Bank Lending Experiences Decade-High Surge of 16% in Fiscal Year
Bank credit in India experienced a significant 16% growth during the past fiscal year, marking the highest growth rate in the last decade. This surge in lending is attributed to banks’ increased appetite for lending, supported by stronger financial metrics and the cleansing of their balance sheets.

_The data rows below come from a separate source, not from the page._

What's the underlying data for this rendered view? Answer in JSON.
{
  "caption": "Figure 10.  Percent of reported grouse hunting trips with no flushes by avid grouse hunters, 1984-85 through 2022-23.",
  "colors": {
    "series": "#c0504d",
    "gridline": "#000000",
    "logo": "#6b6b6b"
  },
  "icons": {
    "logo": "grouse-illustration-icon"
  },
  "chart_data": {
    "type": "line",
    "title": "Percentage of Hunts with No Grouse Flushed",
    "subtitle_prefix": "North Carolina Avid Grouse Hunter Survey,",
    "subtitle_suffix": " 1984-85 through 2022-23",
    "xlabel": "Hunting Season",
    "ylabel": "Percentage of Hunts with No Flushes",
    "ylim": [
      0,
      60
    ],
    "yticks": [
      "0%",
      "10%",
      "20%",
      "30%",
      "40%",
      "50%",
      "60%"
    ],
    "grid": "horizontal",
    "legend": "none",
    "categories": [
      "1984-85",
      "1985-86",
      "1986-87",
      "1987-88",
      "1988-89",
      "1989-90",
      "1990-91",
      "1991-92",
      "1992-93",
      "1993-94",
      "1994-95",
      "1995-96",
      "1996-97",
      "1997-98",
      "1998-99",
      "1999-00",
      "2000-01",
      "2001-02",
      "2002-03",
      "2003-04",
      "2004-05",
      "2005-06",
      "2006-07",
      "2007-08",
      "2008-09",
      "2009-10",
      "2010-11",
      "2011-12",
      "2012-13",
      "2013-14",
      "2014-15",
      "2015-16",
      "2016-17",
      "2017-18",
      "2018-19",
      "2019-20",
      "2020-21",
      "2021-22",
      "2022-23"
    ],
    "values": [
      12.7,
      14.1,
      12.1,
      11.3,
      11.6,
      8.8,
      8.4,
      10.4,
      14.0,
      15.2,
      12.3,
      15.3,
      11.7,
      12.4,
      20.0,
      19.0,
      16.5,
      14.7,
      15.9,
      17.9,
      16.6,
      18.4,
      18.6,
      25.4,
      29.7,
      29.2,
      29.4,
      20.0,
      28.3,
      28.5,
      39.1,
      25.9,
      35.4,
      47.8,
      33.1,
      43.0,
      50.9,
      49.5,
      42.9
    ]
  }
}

The economic recovery from the pandemic and sustained retail demand for loans have also contributed to the higher credit growth.
Key Points:
1. Bank Credit Growth: – Bank credit grew by 16.1% year-on-year as of April 5, 2023. – The growth rate is higher at 19.9% if the HDFC Bank merger is considered.
2. Drivers of Credit Growth: – Retail demand for loans is the primary driver of credit growth. – Corporate demand for loans is also on the rise due to private sector capacity expansion.
3. Economic Outlook: – The prospects for fixed investment remain bright due to business optimism, healthy corporate and bank balance sheets, and government capital expenditure. – Domestic economic activity remains resilient, supported by strong investment demand. – Higher interest rates have not dampened business and consumer sentiments.
4. Consumer Spending and Income: – Urban households expect an increase in discretionary spending. – Improving income levels are expected to strengthen private consumption.
5. Agricultural and Manufacturing Sectors: – A normal southwest monsoon is expected to support agricultural activity. – Manufacturing is expected to maintain its momentum due to sustained profitability.
6. Bank Deposits: – Banks’ aggregate deposit grew by 13.2% year-on-year. – The growth rate is 13.8% if the HDFC Bank merger is considered.